What a lot of people don't get is that if you are looking down from a hilltop you can see the extent of a Forest, if you are in the forest all you see are trees. When you live in an era things look pretty normal to you that often look pretty bizarre from the viewpoint of 2025.
I'm 67 and in my youth and formative years, Black Face Minstrelsy and beauty contests with swimsuit parades were prime time TV watched by millions. Daily newspapers regularly featured topless women on page three. Kids comics commonly depicted racial stereotypes as in, someone's pen pal from China would visit and they would be in pyjamas, wearing a pointy straw hat and have slanty eyes and big teeth (yes they really did). That's just scratching the surface.
I'm not ancient (though I frequently feel as if I am) but even in my lifetime things have changed so much. I grew and changed with the times as did most people I know but it was a very different world back then. 馃槉



It would be very easy to slide into all kinds of intolerance simply because we don't understand the context. And not just context. Sometimes, there is a valid argument for what we see simply as a prejudice. It doesn't justify (say) racism at all but understanding the background can help us see the beams in our own eyes and we all have them, no matter how "woke" we imagine we are.




As you pointed out Isabella, try as we might we all have blind spots. As much as they dislike the notion, the people of today will, in the future also be judged and likely found wanting.
This brings me back to forgiveness. If people learn and grow and change, can we still 'cancel' them for things they may have said when they were a different person in a different time?
It is an important question for us now in the modern world, in a way it never was before. Any stupid, misguided opinions I or anyone my age might have had when we were fifteen say, are lost to time. But now we have social media... everything anyone ever says or does is there on the Internet for all time. You can't say you didn't say it, you can't say you didn't do it (unless you are Donald Trump).
In the age of the Internet, the parameters for forgiveness are going to need to be defined...

I agree!

Absolutely.


I'd think I'd be someone who'd be happy to live in Shangri-La, whether or not it was a glorified prison. They have lots of books after all (though I'd never be able to fill the "Published in Current Year" bingo slot...)
Next up with Commanding by Mike Shepherd, this leaked over from last year and I want to finish off the handful of books left in the series soon as I can.
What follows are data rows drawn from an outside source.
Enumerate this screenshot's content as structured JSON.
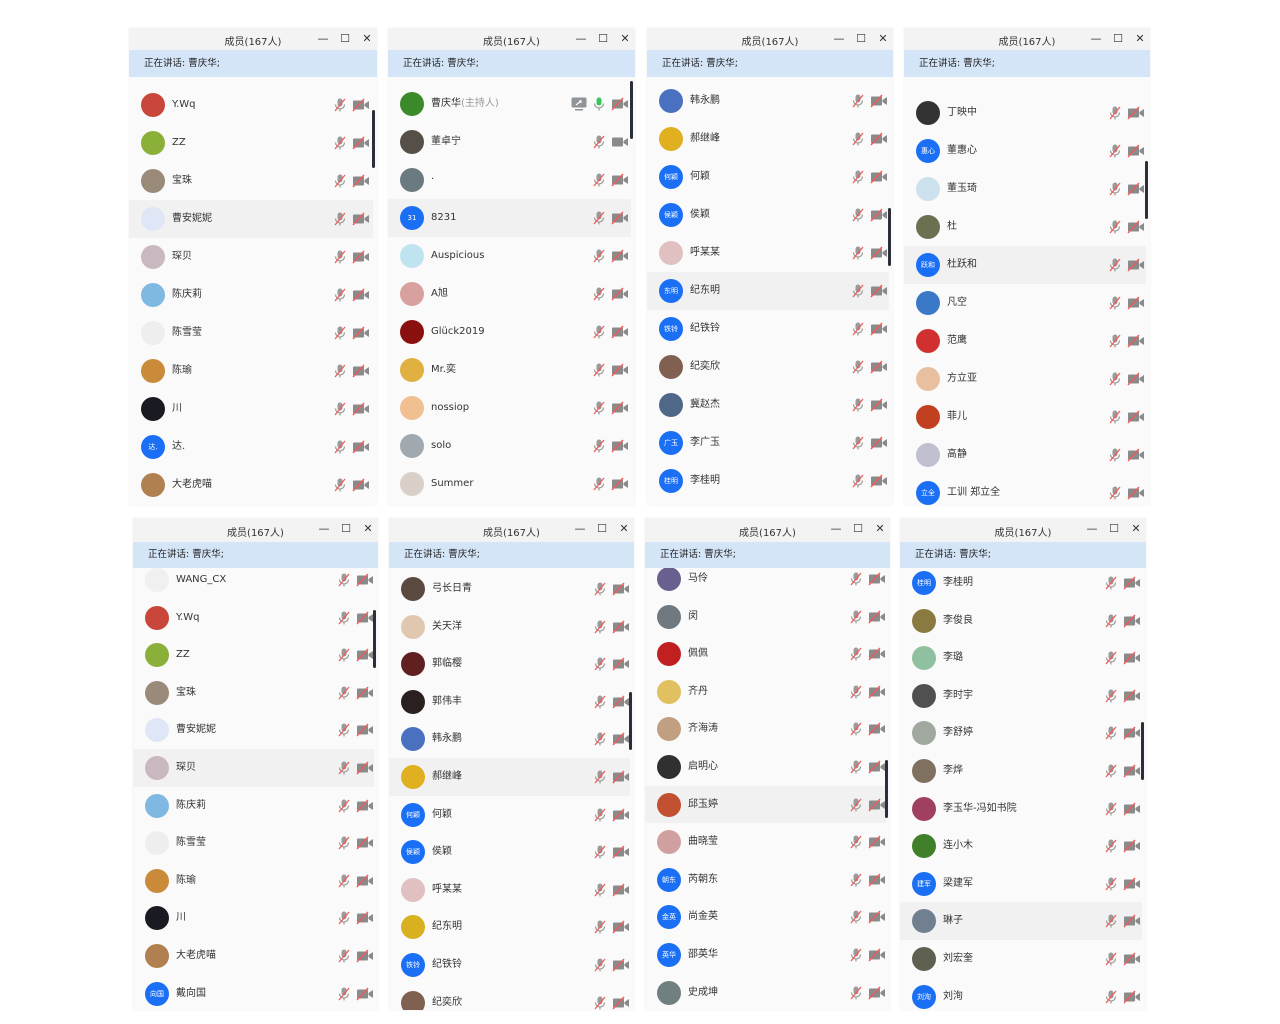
{
  "window_title": "成员(167人)",
  "controls": {
    "minimize": "—",
    "maximize": "☐",
    "close": "✕"
  },
  "speaking_text": "正在讲话: 曹庆华;",
  "host_tag": "(主持人)",
  "colors": {
    "accent_blue": "#1a6ff5",
    "speaking_bar": "#d4e5f8",
    "muted_slash": "#f05a5a",
    "mic_on": "#34c759"
  },
  "panels": [
    {
      "scroll_fraction": 0.08,
      "members": [
        {
          "name": "Y.Wq",
          "avatar_color": "#c8463a"
        },
        {
          "name": "ZZ",
          "avatar_color": "#8ab03a"
        },
        {
          "name": "宝珠",
          "avatar_color": "#9a8a7a"
        },
        {
          "name": "曹安妮妮",
          "avatar_color": "#dfe6f5",
          "highlighted": true
        },
        {
          "name": "琛贝",
          "avatar_color": "#c9b8c0"
        },
        {
          "name": "陈庆莉",
          "avatar_color": "#7fb8e0"
        },
        {
          "name": "陈雪莹",
          "avatar_color": "#eeeeee"
        },
        {
          "name": "陈瑜",
          "avatar_color": "#c98a3a"
        },
        {
          "name": "川",
          "avatar_color": "#1a1a22"
        },
        {
          "name": "达.",
          "avatar_initials": "达."
        },
        {
          "name": "大老虎喵",
          "avatar_color": "#b08050"
        }
      ]
    },
    {
      "scroll_fraction": 0.0,
      "members": [
        {
          "name": "曹庆华",
          "is_host": true,
          "sharing": true,
          "mic": "on",
          "avatar_color": "#3a8a2a"
        },
        {
          "name": "董卓宁",
          "camera": "on",
          "avatar_color": "#554f48"
        },
        {
          "name": "·",
          "avatar_color": "#6a7a80"
        },
        {
          "name": "8231",
          "avatar_initials": "31",
          "highlighted": true
        },
        {
          "name": "Auspicious",
          "avatar_color": "#bfe3ef"
        },
        {
          "name": "A旭",
          "avatar_color": "#d9a0a0"
        },
        {
          "name": "Glück2019",
          "avatar_color": "#8a1010"
        },
        {
          "name": "Mr.奕",
          "avatar_color": "#e0b040"
        },
        {
          "name": "nossiop",
          "avatar_color": "#f0c090"
        },
        {
          "name": "solo",
          "avatar_color": "#a0a8b0"
        },
        {
          "name": "Summer",
          "avatar_color": "#d8d0c8"
        }
      ]
    },
    {
      "scroll_fraction": 0.35,
      "members": [
        {
          "name": "韩永鹏",
          "avatar_color": "#4a70c0"
        },
        {
          "name": "郝继峰",
          "avatar_color": "#e0b020"
        },
        {
          "name": "何颖",
          "avatar_initials": "何颖"
        },
        {
          "name": "侯颖",
          "avatar_initials": "侯颖"
        },
        {
          "name": "呼某某",
          "avatar_color": "#e0c0c0"
        },
        {
          "name": "纪东明",
          "avatar_initials": "东明",
          "highlighted": true
        },
        {
          "name": "纪铁铃",
          "avatar_initials": "铁铃"
        },
        {
          "name": "纪奕欣",
          "avatar_color": "#806050"
        },
        {
          "name": "冀赵杰",
          "avatar_color": "#506888"
        },
        {
          "name": "李广玉",
          "avatar_initials": "广玉"
        },
        {
          "name": "李桂明",
          "avatar_initials": "桂明"
        }
      ]
    },
    {
      "scroll_fraction": 0.22,
      "members": [
        {
          "name": "丁映中",
          "avatar_color": "#333333"
        },
        {
          "name": "董惠心",
          "avatar_initials": "惠心"
        },
        {
          "name": "董玉琦",
          "avatar_color": "#cce0ee"
        },
        {
          "name": "杜",
          "avatar_color": "#6a7050"
        },
        {
          "name": "杜跃和",
          "avatar_initials": "跃和",
          "highlighted": true
        },
        {
          "name": "凡空",
          "avatar_color": "#3a78c8"
        },
        {
          "name": "范鹰",
          "avatar_color": "#d03030"
        },
        {
          "name": "方立亚",
          "avatar_color": "#e8c0a0"
        },
        {
          "name": "菲儿",
          "avatar_color": "#c04020"
        },
        {
          "name": "高静",
          "avatar_color": "#c0c0d0"
        },
        {
          "name": "工训 郑立全",
          "avatar_initials": "立全"
        }
      ]
    },
    {
      "scroll_fraction": 0.1,
      "members": [
        {
          "name": "WANG_CX",
          "avatar_color": "#f0f0f0"
        },
        {
          "name": "Y.Wq",
          "avatar_color": "#c8463a"
        },
        {
          "name": "ZZ",
          "avatar_color": "#8ab03a"
        },
        {
          "name": "宝珠",
          "avatar_color": "#9a8a7a"
        },
        {
          "name": "曹安妮妮",
          "avatar_color": "#dfe6f5"
        },
        {
          "name": "琛贝",
          "avatar_color": "#c9b8c0",
          "highlighted": true
        },
        {
          "name": "陈庆莉",
          "avatar_color": "#7fb8e0"
        },
        {
          "name": "陈雪莹",
          "avatar_color": "#eeeeee"
        },
        {
          "name": "陈瑜",
          "avatar_color": "#c98a3a"
        },
        {
          "name": "川",
          "avatar_color": "#1a1a22"
        },
        {
          "name": "大老虎喵",
          "avatar_color": "#b08050"
        },
        {
          "name": "戴向国",
          "avatar_initials": "向国"
        }
      ]
    },
    {
      "scroll_fraction": 0.32,
      "members": [
        {
          "name": "弓长日青",
          "avatar_color": "#5a4a40"
        },
        {
          "name": "关天洋",
          "avatar_color": "#e0c8b0"
        },
        {
          "name": "郭临樱",
          "avatar_color": "#602020"
        },
        {
          "name": "郭伟丰",
          "avatar_color": "#2a2020"
        },
        {
          "name": "韩永鹏",
          "avatar_color": "#4a70c0"
        },
        {
          "name": "郝继峰",
          "avatar_color": "#e0b020",
          "highlighted": true
        },
        {
          "name": "何颖",
          "avatar_initials": "何颖"
        },
        {
          "name": "侯颖",
          "avatar_initials": "侯颖"
        },
        {
          "name": "呼某某",
          "avatar_color": "#e0c0c0"
        },
        {
          "name": "纪东明",
          "avatar_color": "#d8b020"
        },
        {
          "name": "纪铁铃",
          "avatar_initials": "铁铃"
        },
        {
          "name": "纪奕欣",
          "avatar_color": "#806050"
        }
      ]
    },
    {
      "scroll_fraction": 0.5,
      "members": [
        {
          "name": "马伶",
          "avatar_color": "#6a6090"
        },
        {
          "name": "闵",
          "avatar_color": "#707880"
        },
        {
          "name": "佩佩",
          "avatar_color": "#c02020"
        },
        {
          "name": "齐丹",
          "avatar_color": "#e0c060"
        },
        {
          "name": "齐海涛",
          "avatar_color": "#c0a080"
        },
        {
          "name": "启明心",
          "avatar_color": "#303030"
        },
        {
          "name": "邱玉婷",
          "avatar_color": "#c05030",
          "highlighted": true
        },
        {
          "name": "曲晓莹",
          "avatar_color": "#d0a0a0"
        },
        {
          "name": "芮朝东",
          "avatar_initials": "朝东"
        },
        {
          "name": "尚金英",
          "avatar_initials": "金英"
        },
        {
          "name": "邵英华",
          "avatar_initials": "英华"
        },
        {
          "name": "史成坤",
          "avatar_color": "#708080"
        }
      ]
    },
    {
      "scroll_fraction": 0.4,
      "members": [
        {
          "name": "李桂明",
          "avatar_initials": "桂明"
        },
        {
          "name": "李俊良",
          "avatar_color": "#8a7a40"
        },
        {
          "name": "李璐",
          "avatar_color": "#8fc0a0"
        },
        {
          "name": "李时宇",
          "avatar_color": "#505050"
        },
        {
          "name": "李舒婷",
          "avatar_color": "#a0a8a0"
        },
        {
          "name": "李烨",
          "avatar_color": "#807060"
        },
        {
          "name": "李玉华-冯如书院",
          "avatar_color": "#a04060"
        },
        {
          "name": "连小木",
          "avatar_color": "#40802a"
        },
        {
          "name": "梁建军",
          "avatar_initials": "建军"
        },
        {
          "name": "琳子",
          "avatar_color": "#708090",
          "highlighted": true
        },
        {
          "name": "刘宏奎",
          "avatar_color": "#606050"
        },
        {
          "name": "刘洵",
          "avatar_initials": "刘洵"
        }
      ]
    }
  ]
}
We all have, Georgann, one way or another. Someone once told me, we need to forgive ourselves, as well as other people.

Now, with some concern about my reading tastes, I have to report that Excession was yet a DNF, the third in a row. This time I persevered to 72% of the book but finally decided to stop there. It was a great disappointment for me, since I had much enjoyed previous Culture books by Banks. It was not the case with this one. Plot, characters, narration, nothing pleased me much.
I'll be starting Service Model by Adrian Tchaikovsky, another author whose books I have enjoyed sofar.